In recent weeks, at least four publications (1, 2, 3, 4) have urged a change to the “14-day rule” that represents a widely accepted limit on in vitro research involving the cultivation of human embryos. Some call for changing the limit to 28 days, another suggests “increments of 2 or 3 days,” up to at least 18 days. The Hastings Center recently issued a Report on Rethinking Human Embryo Research Policies, which focuses more on how the decision should be made than what it should be. Moreover, the International Society for Stem Cell Research will soon publish a formal update to their research guidelines, which currently include the 14-day rule.
The last time there was such a kerfuffle about the topic, about five years ago, scientists had finally managed to cultivate human embryos in vitro to 13 days, so the previously theoretical limit seemed to have practical consequences for the first time. We discussed the question here, comparing the rule to arbitrary but useful automobile speed limits, and citing such experts as Françoise Baylis, Hank Greely, and Jonathan Moreno, who expressed skepticism about revising it. Nothing has changed legally since then, and the science has not moved on quite as solidly as practitioners presumably hoped. So why now? Could it possibly be related to the change of administration in the U.S.?
Perhaps a brief recap is in order. In July 1982, Dame (later Baroness) Mary Warnock was charged by the British government with chairing a Committee of Inquiry Into Human Fertilisation and Embryology.

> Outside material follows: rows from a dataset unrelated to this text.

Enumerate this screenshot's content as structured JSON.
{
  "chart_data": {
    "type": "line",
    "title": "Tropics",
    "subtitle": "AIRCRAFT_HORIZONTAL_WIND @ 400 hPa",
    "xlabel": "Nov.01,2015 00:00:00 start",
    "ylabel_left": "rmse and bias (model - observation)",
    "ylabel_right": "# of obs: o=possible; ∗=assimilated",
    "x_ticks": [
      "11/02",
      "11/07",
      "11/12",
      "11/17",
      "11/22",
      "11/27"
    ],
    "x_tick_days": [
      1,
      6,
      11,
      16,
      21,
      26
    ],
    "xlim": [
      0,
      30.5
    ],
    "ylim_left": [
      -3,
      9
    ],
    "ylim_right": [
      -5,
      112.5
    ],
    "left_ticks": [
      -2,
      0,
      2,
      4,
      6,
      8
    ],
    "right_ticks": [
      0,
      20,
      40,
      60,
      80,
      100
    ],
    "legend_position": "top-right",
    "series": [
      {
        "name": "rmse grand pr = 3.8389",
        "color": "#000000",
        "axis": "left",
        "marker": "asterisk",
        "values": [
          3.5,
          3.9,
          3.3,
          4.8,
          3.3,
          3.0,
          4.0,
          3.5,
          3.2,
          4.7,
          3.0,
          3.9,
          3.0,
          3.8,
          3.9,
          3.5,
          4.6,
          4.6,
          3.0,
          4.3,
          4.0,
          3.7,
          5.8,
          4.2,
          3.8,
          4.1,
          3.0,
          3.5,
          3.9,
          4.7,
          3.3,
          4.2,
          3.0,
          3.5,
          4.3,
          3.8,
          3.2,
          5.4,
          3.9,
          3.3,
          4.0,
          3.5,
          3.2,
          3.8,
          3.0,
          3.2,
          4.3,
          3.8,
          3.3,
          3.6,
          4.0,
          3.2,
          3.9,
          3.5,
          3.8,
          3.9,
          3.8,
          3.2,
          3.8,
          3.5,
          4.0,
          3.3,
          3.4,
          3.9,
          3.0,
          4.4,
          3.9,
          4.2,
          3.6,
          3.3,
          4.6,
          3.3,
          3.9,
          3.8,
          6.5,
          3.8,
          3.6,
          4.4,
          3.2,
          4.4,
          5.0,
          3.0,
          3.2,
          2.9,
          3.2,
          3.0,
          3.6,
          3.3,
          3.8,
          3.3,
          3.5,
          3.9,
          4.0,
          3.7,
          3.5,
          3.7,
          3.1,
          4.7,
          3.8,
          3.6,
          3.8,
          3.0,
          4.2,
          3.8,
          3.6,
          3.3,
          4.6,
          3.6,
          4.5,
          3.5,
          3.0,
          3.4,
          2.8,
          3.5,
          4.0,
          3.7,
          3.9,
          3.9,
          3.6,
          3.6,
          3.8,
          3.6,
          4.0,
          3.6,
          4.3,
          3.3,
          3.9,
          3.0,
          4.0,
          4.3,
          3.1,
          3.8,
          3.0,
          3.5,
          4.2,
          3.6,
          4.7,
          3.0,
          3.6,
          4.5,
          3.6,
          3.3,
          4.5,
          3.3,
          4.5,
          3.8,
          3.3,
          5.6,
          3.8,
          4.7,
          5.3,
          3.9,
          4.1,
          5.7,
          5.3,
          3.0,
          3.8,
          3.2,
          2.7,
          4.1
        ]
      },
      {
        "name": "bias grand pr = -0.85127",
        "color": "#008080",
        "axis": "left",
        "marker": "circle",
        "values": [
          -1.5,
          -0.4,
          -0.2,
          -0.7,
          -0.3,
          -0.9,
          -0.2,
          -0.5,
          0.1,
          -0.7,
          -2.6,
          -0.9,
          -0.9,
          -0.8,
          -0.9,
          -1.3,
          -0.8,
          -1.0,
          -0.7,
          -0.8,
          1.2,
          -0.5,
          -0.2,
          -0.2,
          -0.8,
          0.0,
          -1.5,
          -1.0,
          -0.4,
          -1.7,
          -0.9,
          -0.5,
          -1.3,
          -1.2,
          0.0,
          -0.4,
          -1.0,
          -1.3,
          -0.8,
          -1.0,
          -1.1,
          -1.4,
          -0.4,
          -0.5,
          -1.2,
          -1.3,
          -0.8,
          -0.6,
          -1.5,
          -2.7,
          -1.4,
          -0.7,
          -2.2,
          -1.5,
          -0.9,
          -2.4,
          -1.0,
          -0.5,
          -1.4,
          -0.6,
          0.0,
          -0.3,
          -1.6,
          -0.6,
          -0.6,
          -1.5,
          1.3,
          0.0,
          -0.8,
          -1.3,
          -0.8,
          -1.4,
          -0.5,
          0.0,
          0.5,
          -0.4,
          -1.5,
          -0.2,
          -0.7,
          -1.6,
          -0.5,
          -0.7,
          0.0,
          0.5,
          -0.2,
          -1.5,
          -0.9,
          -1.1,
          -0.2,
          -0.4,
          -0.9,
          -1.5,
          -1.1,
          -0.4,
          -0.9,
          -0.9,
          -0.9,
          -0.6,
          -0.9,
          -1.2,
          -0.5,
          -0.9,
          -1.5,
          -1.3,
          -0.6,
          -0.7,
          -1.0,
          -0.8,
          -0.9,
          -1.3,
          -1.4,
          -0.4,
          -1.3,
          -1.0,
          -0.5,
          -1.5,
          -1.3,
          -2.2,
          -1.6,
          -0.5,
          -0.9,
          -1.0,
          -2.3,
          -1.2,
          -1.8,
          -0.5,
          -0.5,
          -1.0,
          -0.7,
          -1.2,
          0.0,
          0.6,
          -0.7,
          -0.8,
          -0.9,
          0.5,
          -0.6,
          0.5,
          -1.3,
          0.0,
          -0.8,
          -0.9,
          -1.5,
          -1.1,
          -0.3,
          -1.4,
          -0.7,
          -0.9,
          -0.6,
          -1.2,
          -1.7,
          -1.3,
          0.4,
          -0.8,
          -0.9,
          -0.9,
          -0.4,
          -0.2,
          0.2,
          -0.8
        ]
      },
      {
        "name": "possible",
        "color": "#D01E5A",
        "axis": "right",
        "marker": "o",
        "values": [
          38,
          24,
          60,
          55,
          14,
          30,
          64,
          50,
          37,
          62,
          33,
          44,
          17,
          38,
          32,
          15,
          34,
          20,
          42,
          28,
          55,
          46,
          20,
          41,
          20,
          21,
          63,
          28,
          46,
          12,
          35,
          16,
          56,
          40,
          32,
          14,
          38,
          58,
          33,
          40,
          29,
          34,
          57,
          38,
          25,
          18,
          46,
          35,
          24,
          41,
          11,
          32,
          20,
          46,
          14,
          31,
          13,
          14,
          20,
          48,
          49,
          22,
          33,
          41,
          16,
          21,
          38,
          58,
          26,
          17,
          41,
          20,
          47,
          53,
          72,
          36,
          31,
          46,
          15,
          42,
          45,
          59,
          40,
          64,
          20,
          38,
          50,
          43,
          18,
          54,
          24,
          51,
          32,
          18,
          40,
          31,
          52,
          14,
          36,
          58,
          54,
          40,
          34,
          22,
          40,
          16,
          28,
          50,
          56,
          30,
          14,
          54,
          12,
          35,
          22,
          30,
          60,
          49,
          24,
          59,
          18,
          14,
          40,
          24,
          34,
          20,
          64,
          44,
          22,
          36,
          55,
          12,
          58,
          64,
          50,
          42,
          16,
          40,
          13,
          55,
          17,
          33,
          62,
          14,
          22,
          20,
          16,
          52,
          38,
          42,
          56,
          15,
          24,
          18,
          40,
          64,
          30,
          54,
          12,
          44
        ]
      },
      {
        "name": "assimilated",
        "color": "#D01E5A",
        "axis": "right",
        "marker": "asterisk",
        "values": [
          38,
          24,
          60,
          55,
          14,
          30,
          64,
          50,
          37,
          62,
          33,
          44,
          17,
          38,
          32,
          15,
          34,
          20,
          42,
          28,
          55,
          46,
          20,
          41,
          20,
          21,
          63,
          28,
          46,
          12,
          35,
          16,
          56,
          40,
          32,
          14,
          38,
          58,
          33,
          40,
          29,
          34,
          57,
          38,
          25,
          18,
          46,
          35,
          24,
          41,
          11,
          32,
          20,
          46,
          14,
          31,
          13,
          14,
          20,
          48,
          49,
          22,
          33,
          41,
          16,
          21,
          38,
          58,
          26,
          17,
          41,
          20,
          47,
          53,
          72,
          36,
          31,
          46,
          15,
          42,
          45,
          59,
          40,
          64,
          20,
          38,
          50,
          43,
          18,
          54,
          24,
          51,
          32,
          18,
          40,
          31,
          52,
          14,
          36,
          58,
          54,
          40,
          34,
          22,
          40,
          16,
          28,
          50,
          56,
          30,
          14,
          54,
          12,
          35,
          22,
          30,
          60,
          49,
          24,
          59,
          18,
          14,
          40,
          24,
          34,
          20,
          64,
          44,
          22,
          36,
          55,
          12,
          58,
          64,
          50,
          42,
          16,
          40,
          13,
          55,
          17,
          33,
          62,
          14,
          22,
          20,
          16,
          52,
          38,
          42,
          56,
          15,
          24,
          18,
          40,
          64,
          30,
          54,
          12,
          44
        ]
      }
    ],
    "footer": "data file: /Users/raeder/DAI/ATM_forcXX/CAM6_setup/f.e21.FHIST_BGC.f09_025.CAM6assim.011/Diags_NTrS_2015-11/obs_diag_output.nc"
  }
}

The Warnock Report (as it is usually known), published in the British Medical Journal on July 28, 1984, had two historic consequences: the eventual establishment of the Human Fertilisation & Embryology Authority (HFEA), the first quasi-governmental body in the world mandated with oversight of fertility treatment and human embryo research, and the codification of the 14-day rule, sometimes called the Warnock Rule in her honor.
Baroness Warnock lived to be 94, long enough to witness and comment on later developments as well as her own process of reasoning. In 2017, she wrote:
It took our committee very little time to decide that we would recommend that IVF be allowed to continue, but subject to regulation which should have legal status. This meant law, and law needs certainty. … The number 14 was not arbitrary in the sense that we drew it out of a hat. But it was arbitrary in the sense that it might have been a different number, though not very greatly different. At any rate, a workable law demanded a degree of invariability.
Interviewed in 2018, she again made it clear that the establishment of the HFEA had been her main priority. The Committee had heard “a lot of extreme views” from people opposed to the use of assisted reproductive technology in any circumstance, and limits on embryo development in the lab were, and remain, politically essential:
I personally wouldn’t want it to change. There’s talk now to extend it, but I hope that won’t happen.
Calum MacKellar, director of research for the Scottish Council on Human Bioethics, writing in 2016, noted that “the Report never tried to be rational or coherent when trying to understand why an entity [such as the embryo] should or should not be respected.” So why should the 14-day rule remain? He continued:
But the situation would not improve if this 14-day limit was just extended to another later stage. The same challenges with respect to the rationality of the limit would remain. The UK cannot just continue to prohibit what is useless and legalise what becomes useful in embryonic research … [That] would be just as irrational and meaningless as the concept of the special status of the human embryo.
Stanford lawyer and bioethicist Hank Greely, who has nicely been characterized as “a nonenthusiastic opponent of regulating emerging human biotechnologies” is rarely of the same mind as MacKeller, a much more enthusiastic supporter of regulation. But on this, also writing in 2016, Greely agreed:
On the other side, if we do not use a 14 day rule, what limit will we use? Twelve weeks or so as in many European abortion laws? Viability (at around 23 weeks) as in U.S. abortion law? Human development is a seamless process, but ultimately lines need to be drawn even when – especially when – they do not naturally exist. I do not see a politically, or, for most people, morally acceptable line after 14 days.
Nevertheless, the 2021 Hastings Report mentioned above includes a consideration of what it might take to move forward:
However, although the technological possibility of doing so and the promise of new knowledge are necessary conditions for considering a change to the fourteen-day limit, they alone seem to be insufficient. Deliberations about changing the limit should also take into account the ethical arguments for and against human embryo research, particularly regarding research on more developed embryos. Scientists should not conduct these discussions in isolation. The fourteen-day limit was adopted after extensive and transparent public and stakeholder engagement in the United Kingdom and the United States. Any possible change would benefit from a comparable process.
The authors are discussing research involving human embryos, without considering any goals of such research beyond the generic advancement of scientific knowledge. It will, however, surely not have escaped anyone’s notice not only that such a development would be critical to human germline genome editing but that “a comparable process” is precisely what is needed in those debates.